The following ingredients have 4 Servings
  • 3/4 cup rice flour
  • 1/4 cup tapioca flour (or cornstarch)
  • 1/2 cup almond flour ((*see notes))
  • 7 tbsp Xylitol (or Erythritol or regular sugar (*see notes))
  • 1 tsp baking powder
  • 1 1/2 tsp cinnamon
  • 1/3 tsp ground ginger
  • 1/4 tsp allspice
  • 1 1/2 cups carrot (finely grated (1 medium-sized))
  • 1/3 cup coconut milk (canned (*see notes))
  • 1 chia egg ((1 tbsp ground chia seeds + 3 tbsp water))
  • 1/2 tbsp lime juice (or lemon juice)
  • 1 tsp molasses
  • 1 tsp vanilla extract
  • 5-6 tbsp Erythritol (or icing sugar)
  • 2 tbsp nut butter (or seed butter of choice (*see notes))
  • 1-2 tbsp plant-based milk (or cream)
  • crushed nuts (or seeds (optional))

Instruction

  • In a small bowl, mix the ground chia seeds and water with a whisk, set aside for 2-3 minutes. Meanwhile, put all dry ingredients in a big bowl and stir until there are no clumps.

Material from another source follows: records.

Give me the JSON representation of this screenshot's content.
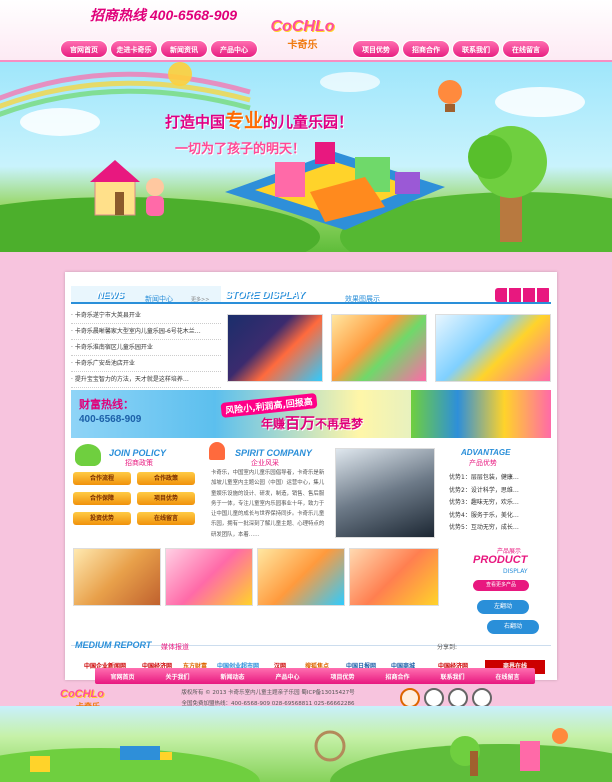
{
  "header": {
    "hotline_label": "招商热线",
    "hotline_number": "400-6568-909",
    "logo_en": "CoCHLo",
    "logo_cn": "卡奇乐"
  },
  "nav_left": [
    "官网首页",
    "走进卡奇乐",
    "新闻资讯",
    "产品中心"
  ],
  "nav_right": [
    "项目优势",
    "招商合作",
    "联系我们",
    "在线留言"
  ],
  "banner": {
    "slogan_a": "打造中国",
    "slogan_b": "专业",
    "slogan_c": "的儿童乐园！",
    "slogan2": "一切为了孩子的明天！",
    "dots": "●○○"
  },
  "news": {
    "title": "NEWS",
    "subtitle": "新闻中心",
    "more": "更多>>",
    "items": [
      "卡奇乐遂宁市大英县开业",
      "卡奇乐晨晰馨家大型室内儿童乐园-6号花木兰…",
      "卡奇乐淮南宿区儿童乐园开业",
      "卡奇乐广安岳池店开业",
      "提升宝宝智力的方法，天才就是这样培养…"
    ]
  },
  "store": {
    "title": "STORE DISPLAY",
    "subtitle": "效果图展示"
  },
  "hotbar": {
    "label": "财富热线：",
    "number": "400-6568-909",
    "tag": "风险小,利润高,回报高",
    "slogan_a": "年赚",
    "slogan_b": "百万",
    "slogan_c": "不再是梦"
  },
  "join": {
    "title": "JOIN POLICY",
    "subtitle": "招商政策",
    "buttons": [
      "合作流程",
      "合作政策",
      "合作保障",
      "项目优势",
      "投资优势",
      "在线留言"
    ]
  },
  "spirit": {
    "title": "SPIRIT COMPANY",
    "subtitle": "企业风采",
    "text": "卡奇乐，中国室内儿童乐园倡导者，卡奇乐是新加坡儿童室内主题公园（中国）运营中心，集儿童娱乐设施的设计、研发，制造，销售、售后服务于一体，专注儿童室内乐园事业十年，致力于让中国儿童的成长与世界保持同步。卡奇乐儿童乐园，拥有一批深刻了解儿童主题、心理特点的研发团队，本着……"
  },
  "advantage": {
    "title": "ADVANTAGE",
    "subtitle": "产品优势",
    "items": [
      "优势1：层层包装，健康…",
      "优势2：设计科学，思维…",
      "优势3：趣味无穷，欢乐…",
      "优势4：服务于乐，美化…",
      "优势5：互动无穷，成长…"
    ]
  },
  "product": {
    "title_cn": "产品展示",
    "title_en1": "PRODUCT",
    "title_en2": "DISPLAY",
    "more": "查看更多产品",
    "left": "左翻动",
    "right": "右翻动"
  },
  "media": {
    "title": "MEDIUM REPORT",
    "subtitle": "媒体报道",
    "share": "分享到:",
    "logos": [
      "中国企业新闻网",
      "中国经济网",
      "东方财富",
      "中国创业超市网",
      "汉网",
      "搜狐焦点",
      "中国日报网",
      "中国商城",
      "中国经济网",
      "商界在线"
    ]
  },
  "footer": {
    "nav": [
      "官网首页",
      "关于我们",
      "新闻动态",
      "产品中心",
      "项目优势",
      "招商合作",
      "联系我们",
      "在线留言"
    ],
    "logo_en": "CoCHLo",
    "logo_cn": "卡奇乐",
    "line1": "版权所有 © 2013  卡奇乐室内儿童主题亲子乐园  蜀ICP备13015427号",
    "line2": "全国免费加盟热线：400-6568-909          028-69568811   025-66662286"
  },
  "colors": {
    "accent": "#e8187f",
    "brand_blue": "#2a8fd9",
    "page_bg": "#f7c4de"
  }
}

  • Add all wet ingredients into the dry ingredients and stir with either a whisk or an electric hand mixer until the mixture is combined.
  • Grease a donut mold with oil or vegan butter and fill in the batter.
  • Bake in the oven at 375 degrees F (190 degrees C) for about 15-18 minutes and let the donuts cool.
  • Put the Erythritol in a food processor or electric coffee/spice grinder and blend until it's a fine powder. You can use icing sugar instead of Erythritol. Put it into a small bowl, add the nut butter (or seed butter of choice) and plant-based milk and mix with a whisk. If the frosting is too thick add more milk. If it's too thin add more of the Erythritol/icing sugar.
  • Frost the donuts and top them with crushed nuts or seeds of choice. Enjoy! Store leftovers in the fridge.